Co-liberative Computing


Reading and Implementation on Data Bias

For this assignment, please read the following articles:
1. Artificial Intelligence and Inclusion: Formerly Gang-Involved Youth as Domain Experts for Analyzing Unstructured Twitter Data, William R. Frey, , et al., Social Science Computer Review, 2020
2. Gender Bias and Stereotypes in Large Language Models, Hadas Kotek et al., ACM Collective Intelligence Conference, 2023
3. Cultural Bias and Cultural Alignment of Large Language Models, Yan Tao et al., PNAS nexus, 2024
4. Assessing and Remedying Coverage for a Given Dataset, Abolfazl Asudeh et al., IEEE ICDE, 2019
5. Machine Bias, Julia Angwin et al., ProPublica, 2016 [link]
After completing these readings, please critical answer the following questions.

Based on paper [1], answer the following questions:
1. The authors emphasize that there may not be one correct interpretation of a tweet. Using the case examples in the paper, discuss how ambiguity itself becomes a source of bias in AI systems that demand fixed labels. And, how do the authors attempt to manage that ambiguity?
2. The authors position inclusion of domain experts as a way to make AI systems fairer. Does inclusion within an unchanged system risk legitimizing its underlying logic?

Based on paper [2], answer the following questions:
1. The authors analyze model behavior when associating occupations with gender. What patterns do they observe in LLMs assign gendered roles to different professions? How do these patterns reflect deeper imbalances or stereotypes embedded in the model's training data?
2. The paper reports that small changes in prompt wording can alter the model's gender associations. Identify one example of this sensitivity from the study. What does it reveal about the instability of fairness testing in LLMs?

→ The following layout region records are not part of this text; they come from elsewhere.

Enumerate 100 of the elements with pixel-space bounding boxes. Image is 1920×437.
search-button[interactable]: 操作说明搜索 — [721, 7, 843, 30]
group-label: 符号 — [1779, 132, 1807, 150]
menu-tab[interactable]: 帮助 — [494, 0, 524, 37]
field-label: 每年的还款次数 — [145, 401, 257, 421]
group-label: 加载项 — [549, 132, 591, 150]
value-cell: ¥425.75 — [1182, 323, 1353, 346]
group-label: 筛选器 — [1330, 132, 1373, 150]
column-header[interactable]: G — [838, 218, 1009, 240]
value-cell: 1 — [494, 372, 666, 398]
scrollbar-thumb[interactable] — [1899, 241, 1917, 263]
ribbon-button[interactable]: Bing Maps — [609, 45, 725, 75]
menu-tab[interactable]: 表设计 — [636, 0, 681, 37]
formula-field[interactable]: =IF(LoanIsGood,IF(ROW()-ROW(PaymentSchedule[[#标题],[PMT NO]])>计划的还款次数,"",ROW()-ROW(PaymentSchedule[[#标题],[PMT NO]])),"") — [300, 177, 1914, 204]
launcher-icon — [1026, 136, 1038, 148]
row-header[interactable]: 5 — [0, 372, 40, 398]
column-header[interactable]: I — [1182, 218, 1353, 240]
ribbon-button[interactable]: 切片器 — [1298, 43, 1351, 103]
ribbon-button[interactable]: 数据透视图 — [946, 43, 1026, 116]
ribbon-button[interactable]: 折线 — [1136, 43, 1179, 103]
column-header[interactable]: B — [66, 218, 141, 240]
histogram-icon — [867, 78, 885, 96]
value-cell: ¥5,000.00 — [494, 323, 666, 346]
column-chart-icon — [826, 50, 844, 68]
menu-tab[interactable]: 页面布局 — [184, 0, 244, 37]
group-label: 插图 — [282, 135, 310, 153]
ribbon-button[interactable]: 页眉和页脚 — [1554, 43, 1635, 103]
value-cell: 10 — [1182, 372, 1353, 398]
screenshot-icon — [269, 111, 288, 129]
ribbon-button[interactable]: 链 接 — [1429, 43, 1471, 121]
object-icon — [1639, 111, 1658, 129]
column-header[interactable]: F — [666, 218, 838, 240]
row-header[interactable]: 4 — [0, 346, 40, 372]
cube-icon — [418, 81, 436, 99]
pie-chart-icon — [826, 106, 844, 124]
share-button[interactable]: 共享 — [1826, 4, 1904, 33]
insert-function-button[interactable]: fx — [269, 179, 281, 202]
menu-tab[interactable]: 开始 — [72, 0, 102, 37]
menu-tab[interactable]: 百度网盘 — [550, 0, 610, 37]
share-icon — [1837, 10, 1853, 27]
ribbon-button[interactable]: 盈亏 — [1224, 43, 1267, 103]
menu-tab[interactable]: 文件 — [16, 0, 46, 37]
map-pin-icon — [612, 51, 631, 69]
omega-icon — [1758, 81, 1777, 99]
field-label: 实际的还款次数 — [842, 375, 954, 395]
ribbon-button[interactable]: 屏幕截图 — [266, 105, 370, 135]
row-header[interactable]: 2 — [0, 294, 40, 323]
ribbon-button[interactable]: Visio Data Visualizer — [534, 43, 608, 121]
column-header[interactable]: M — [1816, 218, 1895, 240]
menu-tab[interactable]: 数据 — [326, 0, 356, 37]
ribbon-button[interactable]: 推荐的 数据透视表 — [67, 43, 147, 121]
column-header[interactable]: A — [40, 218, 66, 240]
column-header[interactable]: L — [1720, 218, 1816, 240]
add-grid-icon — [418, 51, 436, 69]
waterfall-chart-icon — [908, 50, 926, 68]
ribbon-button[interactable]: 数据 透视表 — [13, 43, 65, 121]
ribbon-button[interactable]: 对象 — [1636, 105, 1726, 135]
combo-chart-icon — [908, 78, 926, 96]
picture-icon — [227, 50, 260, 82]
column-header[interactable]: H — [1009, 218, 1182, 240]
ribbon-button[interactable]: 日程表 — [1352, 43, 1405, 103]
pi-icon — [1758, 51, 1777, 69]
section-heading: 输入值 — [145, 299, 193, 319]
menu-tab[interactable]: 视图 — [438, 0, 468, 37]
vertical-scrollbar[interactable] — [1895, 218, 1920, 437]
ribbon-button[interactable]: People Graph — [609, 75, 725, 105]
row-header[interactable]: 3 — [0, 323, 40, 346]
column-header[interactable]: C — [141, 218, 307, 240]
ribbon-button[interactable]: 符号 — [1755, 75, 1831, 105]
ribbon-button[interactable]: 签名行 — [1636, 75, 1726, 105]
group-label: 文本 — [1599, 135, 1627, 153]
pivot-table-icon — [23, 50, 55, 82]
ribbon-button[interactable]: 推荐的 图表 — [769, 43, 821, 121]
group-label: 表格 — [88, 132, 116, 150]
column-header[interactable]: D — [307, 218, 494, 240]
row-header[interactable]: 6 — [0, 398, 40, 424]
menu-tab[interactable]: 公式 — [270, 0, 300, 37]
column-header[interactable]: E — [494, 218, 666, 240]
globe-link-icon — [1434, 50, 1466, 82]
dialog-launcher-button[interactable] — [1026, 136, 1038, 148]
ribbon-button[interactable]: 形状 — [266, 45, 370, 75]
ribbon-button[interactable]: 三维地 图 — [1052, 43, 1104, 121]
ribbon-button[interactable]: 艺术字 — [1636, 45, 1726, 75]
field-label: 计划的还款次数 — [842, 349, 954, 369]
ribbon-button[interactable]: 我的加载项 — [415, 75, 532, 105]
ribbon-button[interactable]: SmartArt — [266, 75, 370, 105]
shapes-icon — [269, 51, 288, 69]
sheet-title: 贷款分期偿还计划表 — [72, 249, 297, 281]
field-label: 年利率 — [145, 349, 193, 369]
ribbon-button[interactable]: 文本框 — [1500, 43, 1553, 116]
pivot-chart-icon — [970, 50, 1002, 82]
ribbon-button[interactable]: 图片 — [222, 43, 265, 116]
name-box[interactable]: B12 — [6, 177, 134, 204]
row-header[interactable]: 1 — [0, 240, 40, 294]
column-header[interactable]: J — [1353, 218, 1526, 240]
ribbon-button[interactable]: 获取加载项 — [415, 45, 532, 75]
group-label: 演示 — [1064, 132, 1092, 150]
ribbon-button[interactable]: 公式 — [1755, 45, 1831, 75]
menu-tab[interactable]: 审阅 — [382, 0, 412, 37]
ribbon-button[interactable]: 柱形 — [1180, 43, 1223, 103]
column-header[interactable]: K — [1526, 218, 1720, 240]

Based on paper [3], answer the following questions:
1. The authors show that asking the model to respond as if from a specific country improves alignment for many nations but worsens it for others. How do the authors interpret this paradox, and what does it imply about the internal cultural representation of LLMs?
2. The authors explains that cultural alignment is essential to distribute AI benefits more evenly across societies. Based on their evidence, does cultural alignment actually equalize representation, or does it simply adjust the model to mimic global diversity on Western terms? What might a more justice-oriented approach to cultural alignment look like?

Based on paper [4] and link [5], answer the following questions:
Your task is to evaluate coverage issues [4] of COMPAS dataset [5] using an existing Python fairness library, e.g., AIF360 or Fairlearn. Specifically, you should:
1. Assess Coverage: Investigate the distribution of sub-populations based on protected attributes (e.g., race, gender) as well as the distribution of the outcome variable (recidivism) across these groups in the COMPAS dataset. Identify any underrepresented or missing subpopulations.
2. Measure Bias: Compute the following fairness metrics for race and gender: (i) statistical parity to measure the difference in favorable outcomes between privileged and unprivileged groups, (ii) predictive parity that assesses whether the probability of a correct positive prediction (i.e., predicting recidivism for those who reoffend) is the same for different groups, and (iii) equalized odds that requires both true positive rates (TPR) and false positive rates (FPR) be the same across groups. Compare and contrast the results. Which metric provides the most meaningful insight into bias? Do these metrics align, or do they reveal different aspects of bias?
3. Train a Classifier: Train a logistic regression model to predict recidivism using the dataset. After training the model, evaluate its predictions for bias using fairness metrics defined at step 2.
4. Apply Bias Mitigation Techniques: Apply the following pre-processing bias mitigation techniques to reduce bias in your model: (i) reweighting that adjusts the weights of individuals in the dataset to ensure that privileged and unprivileged groups receive equal consideration during model training, (ii) disparate impact remover that modifies feature values to reduce the impact of protected attributes (such as race and gender) on the predictions, and (iii) learning fair representations that learns a new, fair feature representation of the data. Compare the effectiveness of these techniques in reducing bias. Do these bias mitigation strategies lead to better outcomes and reduce bias across all groups?